My life completely changed after I learned Morse Code.
Last night, for example, I couldn’t fall asleep because the rain kept telling me to go fuck myself.
The only person Trump ever hired who was actually qualified to do their job was Stormy Daniels.
Now you know who the best people are.
Vladimir Putin has boasted that Russia is planning to build a base on the moon.
The idea is that astronauts will live there permanently.
When they were asked if they really wanted to spend the rest of their lives in a barren, lifeless, empty landscape, the Russians said...
"No. That's why we want to go to the moon."
A student visits the principal’s office one day and the principal says to him, “What’s your name, son?”
He replies: “D-d-d-dav-dav-david, sir.”
The principal looks up and asks him, “Oh, do you have a stutter?”
The student replies, “No sir, my dad has a stutter, but the guy who registered my name was an asshole.”
One day I'll pretend to be gay...
I'll make lots of female friends, gain their trust and become their confidant, and when they least expect it......
*BAMM!!*
... I'll fuck their boyfriends.
Every year for Valentine’s Day I used to always get a card from a secret admirer. This is the first year where I haven’t received anything.
First my granny dies, now this?
I asked a chef if he ever served a steak raw..
He said yeah but it’s rare.
A little old lady sits at the luncheonette counter and orders a hamburger.
The huge guy behind the counter bellows, "One burger!" Whereupon the chef grabs a huge hunk of chopped meat, stuffs it in his bare armpit, pumps his arm a few times to squeeze it flat, and then tosses it on the grill.
"That's the most disgusting thing I've ever seen," the old lady says.
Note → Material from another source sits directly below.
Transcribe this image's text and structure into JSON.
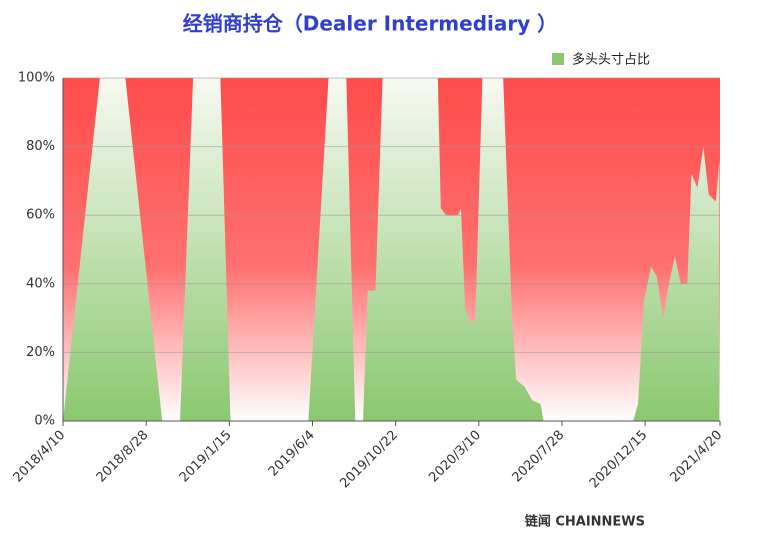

"Yeah?" says the counterman. "You should be here in the morning when he makes the doughnuts."
My mom had colon cancer.
Now she has a semi-colon.
She gets mad when I tell this joke but I shouldn't be surprised.
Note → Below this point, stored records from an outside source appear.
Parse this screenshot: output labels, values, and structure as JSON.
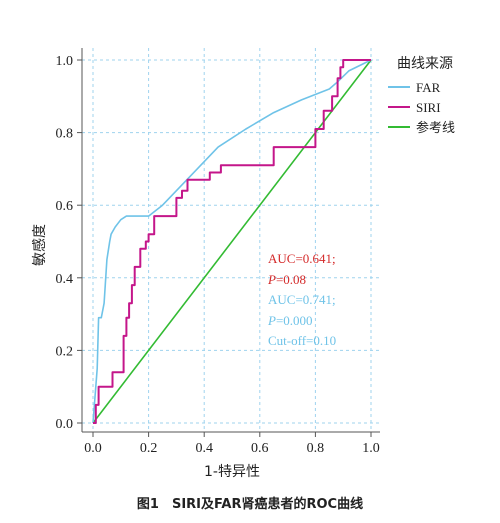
{
  "chart_data": {
    "type": "line",
    "xlabel": "1-特异性",
    "ylabel": "敏感度",
    "xlim": [
      0,
      1
    ],
    "ylim": [
      0,
      1
    ],
    "x_ticks": [
      "0.0",
      "0.2",
      "0.4",
      "0.6",
      "0.8",
      "1.0"
    ],
    "y_ticks": [
      "0.0",
      "0.2",
      "0.4",
      "0.6",
      "0.8",
      "1.0"
    ],
    "grid": true,
    "legend_title": "曲线来源",
    "legend_position": "top-right",
    "series": [
      {
        "name": "FAR",
        "color": "#6fc3e8",
        "x": [
          0.0,
          0.01,
          0.015,
          0.02,
          0.03,
          0.035,
          0.04,
          0.05,
          0.06,
          0.065,
          0.08,
          0.1,
          0.12,
          0.2,
          0.25,
          0.35,
          0.45,
          0.55,
          0.65,
          0.75,
          0.85,
          0.88,
          0.92,
          1.0
        ],
        "y": [
          0.0,
          0.1,
          0.15,
          0.29,
          0.29,
          0.31,
          0.33,
          0.45,
          0.5,
          0.52,
          0.54,
          0.56,
          0.57,
          0.57,
          0.6,
          0.68,
          0.76,
          0.81,
          0.855,
          0.89,
          0.92,
          0.94,
          0.97,
          1.0
        ]
      },
      {
        "name": "SIRI",
        "color": "#c4168a",
        "x": [
          0.0,
          0.01,
          0.01,
          0.02,
          0.02,
          0.07,
          0.07,
          0.11,
          0.11,
          0.12,
          0.12,
          0.13,
          0.13,
          0.14,
          0.14,
          0.15,
          0.15,
          0.17,
          0.17,
          0.19,
          0.19,
          0.2,
          0.2,
          0.22,
          0.22,
          0.3,
          0.3,
          0.32,
          0.32,
          0.34,
          0.34,
          0.42,
          0.42,
          0.46,
          0.46,
          0.65,
          0.65,
          0.8,
          0.8,
          0.83,
          0.83,
          0.86,
          0.86,
          0.88,
          0.88,
          0.89,
          0.89,
          0.9,
          0.9,
          1.0
        ],
        "y": [
          0.0,
          0.0,
          0.05,
          0.05,
          0.1,
          0.1,
          0.14,
          0.14,
          0.24,
          0.24,
          0.29,
          0.29,
          0.33,
          0.33,
          0.38,
          0.38,
          0.43,
          0.43,
          0.48,
          0.48,
          0.5,
          0.5,
          0.52,
          0.52,
          0.57,
          0.57,
          0.62,
          0.62,
          0.64,
          0.64,
          0.67,
          0.67,
          0.69,
          0.69,
          0.71,
          0.71,
          0.76,
          0.76,
          0.81,
          0.81,
          0.86,
          0.86,
          0.9,
          0.9,
          0.95,
          0.95,
          0.98,
          0.98,
          1.0,
          1.0
        ]
      },
      {
        "name": "参考线",
        "color": "#33bb33",
        "x": [
          0.0,
          1.0
        ],
        "y": [
          0.0,
          1.0
        ]
      }
    ],
    "annotations": [
      {
        "text": "AUC=0.641;",
        "color": "#d42a2a"
      },
      {
        "text": "P=0.08",
        "color": "#d42a2a"
      },
      {
        "text": "AUC=0.741;",
        "color": "#6fc3e8"
      },
      {
        "text": "P=0.000",
        "color": "#6fc3e8"
      },
      {
        "text": "Cut-off=0.10",
        "color": "#6fc3e8"
      }
    ]
  },
  "caption": "图1　SIRI及FAR肾癌患者的ROC曲线"
}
She doesn't take a lot of shit.
My therapist told me that I have trouble interpreting social cues.
I think she wants to have sex with me.
My therapist told me to do what ever I set my mind too.
I think she wants me to kill myself.
My girlfriend told me I was disgusting for licking the bowl after I finished.
I guess she's used to most people just flushing.
Why does the Norwegian Navy have barcodes on their ships?
So that when they return, they can Scandinavian.